8 марта 1803 года был определён в свиту великого князя по квартирмейстерской части, переименованной в подполк. В 1805—1807 годах участвовал в боевых действиях против французов: в частности, в 1805 году сражался под Аустерлицем, получив за это сражение орден Св. Владимира 4-й степени с бантом, а в 1806—1807 годах воевал в Пруссии. 20 января 1808 года за храбрость, проявленную в Гейльсборгском сражении, был повышен в звании до полковника. В 1809 году удостоился ордена св. Георгия 4-й степени. 19 июля 1810 года получил назначение флигель-адъютантом великого князя, в период с 1810 по 1811 года одновременно с этой должностью возглавлял Дворянский полк.

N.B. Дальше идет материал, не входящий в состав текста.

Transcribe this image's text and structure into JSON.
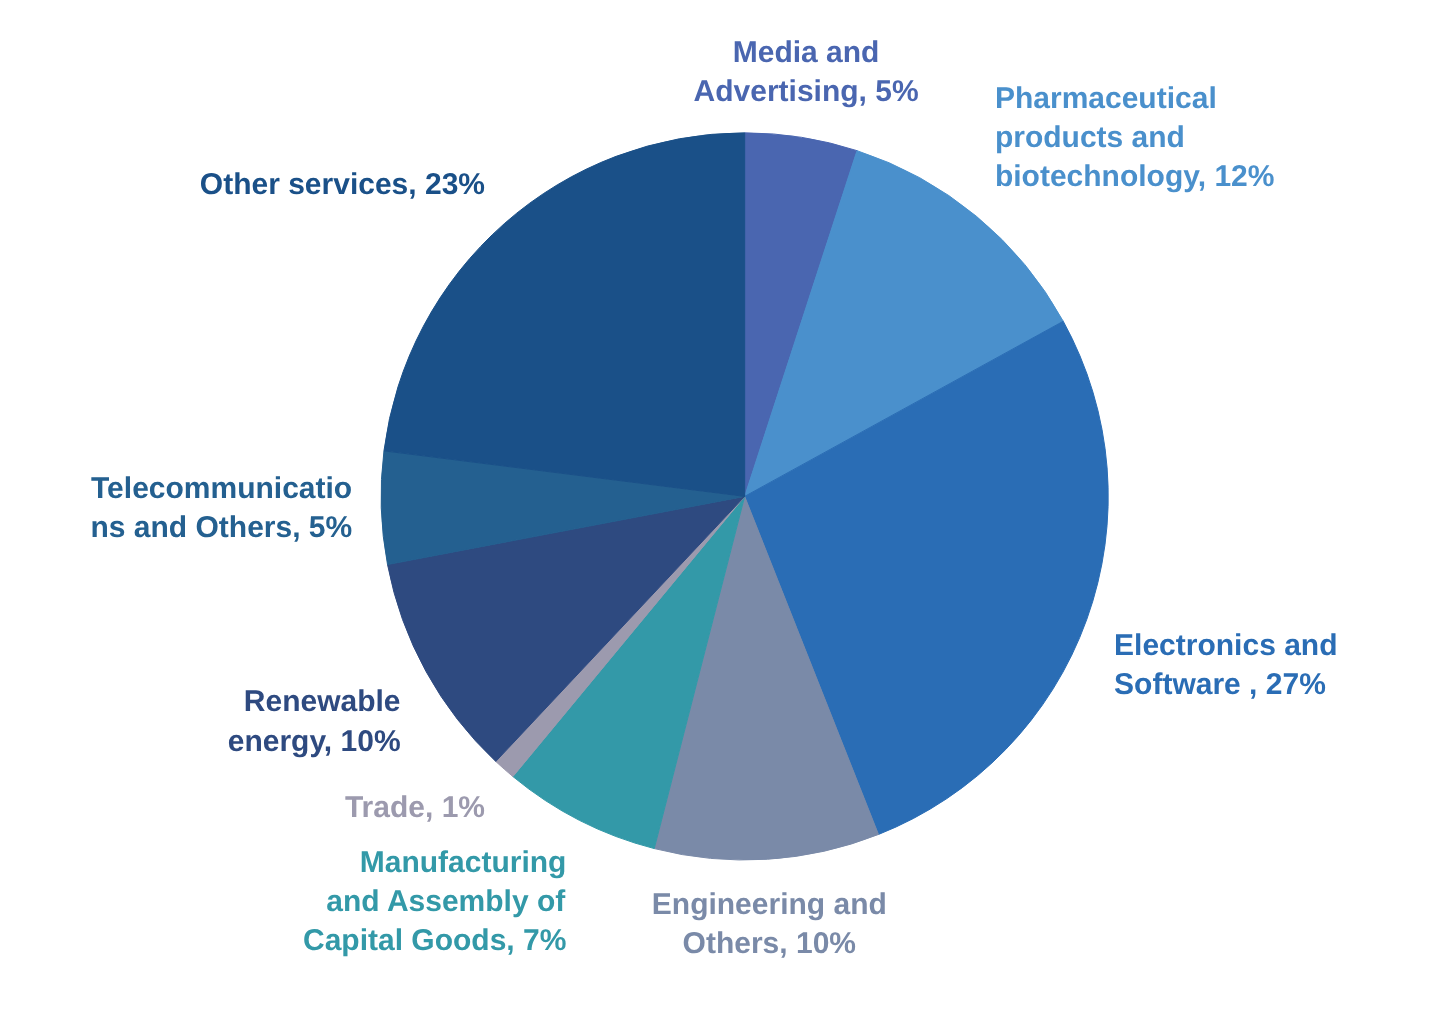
{
  "chart_data": {
    "type": "pie",
    "categories": [
      "Media and\nAdvertising",
      "Pharmaceutical\nproducts and\nbiotechnology",
      "Electronics and\nSoftware ",
      "Engineering and\nOthers",
      "Manufacturing\nand Assembly of\nCapital Goods",
      "Trade",
      "Renewable\nenergy",
      "Telecommunicatio\nns and Others",
      "Other services"
    ],
    "values": [
      5,
      12,
      27,
      10,
      7,
      1,
      10,
      5,
      23
    ],
    "value_labels": [
      "5%",
      "12%",
      "27%",
      "10%",
      "7%",
      "1%",
      "10%",
      "5%",
      "23%"
    ],
    "colors": [
      "#4a66b0",
      "#4a90cc",
      "#2a6db5",
      "#7a8aa8",
      "#3399a8",
      "#9c9aae",
      "#2e4a80",
      "#246090",
      "#1a5088"
    ],
    "data_labels": true
  }
}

На момент начала в 1812 году Отечественной войны состоял обер-квартирмейстером 5-го резервного (гвардейского) корпуса, входившего в состав 1-й Западной армии. Участвовал в Бородинской битве и сражении под Красным. 25 декабря 1812 года за проявленные в этих сражениях отличия получил звание генерал-майора. В 1813—1814 годах участвовал в большинстве сражений заграничного похода русской армии: под Бауценом, Дрезденом, Кульмом, в так называемой Битве народов под Лейпцигом, а также под Фер-Шампенуазом и в боях, предшествовавших взятию Парижа, в 1814 году, получив несколько как русских, так и иностранных орденов. В 1815 году, возвратившись в Россию, возглавил Главный штаб Великого Князя Константина Павловича в Варшаве, став главнокомандующим польскими войсками, VI (литовским) корпусом и русским гвардейским отрядом. 6 ноября того же года, сохраняя эту должность, стал также директором 2-го кадетского корпуса и шефом Дворянского полка. 24 сентября 1816 года получил повышение до генерал-лейтенанта, в 25 июня 1828 года — до генерала от инфантерии.

22 августа 1826 года был в знак признания различных заслуг возведён в графское достоинство Российской империи. В 1831 году участвовал в подавлении польского мятежа, сражался при Вавре, Грохове и Остроленке. Получив затем приказ преследовать Гелгуда, он отправился с отдельным отрядом в Литву, где, соединившись с отрядами генерала барона Сакена и князя Хилкова, преследовал неприятеля, разбил его под Вильной и вытеснил в Пруссию. 7 августа 1831 года получил за успешный разгром восстания орден Св. Георгия 3-го класса

В воздаяние отличнаго мужества и храбрости, оказанных в сражении против польских мятежников 7 июня под городом Вильною на Панарских высотах.
11 июня 1832 года вошёл в состав Военного совета. В 1836 году получил орден Св. Андрея Первозванного. Умер в 1838 году бездетным, был погребён в Стрельне на кладбище Спасо-Преображенской церкви.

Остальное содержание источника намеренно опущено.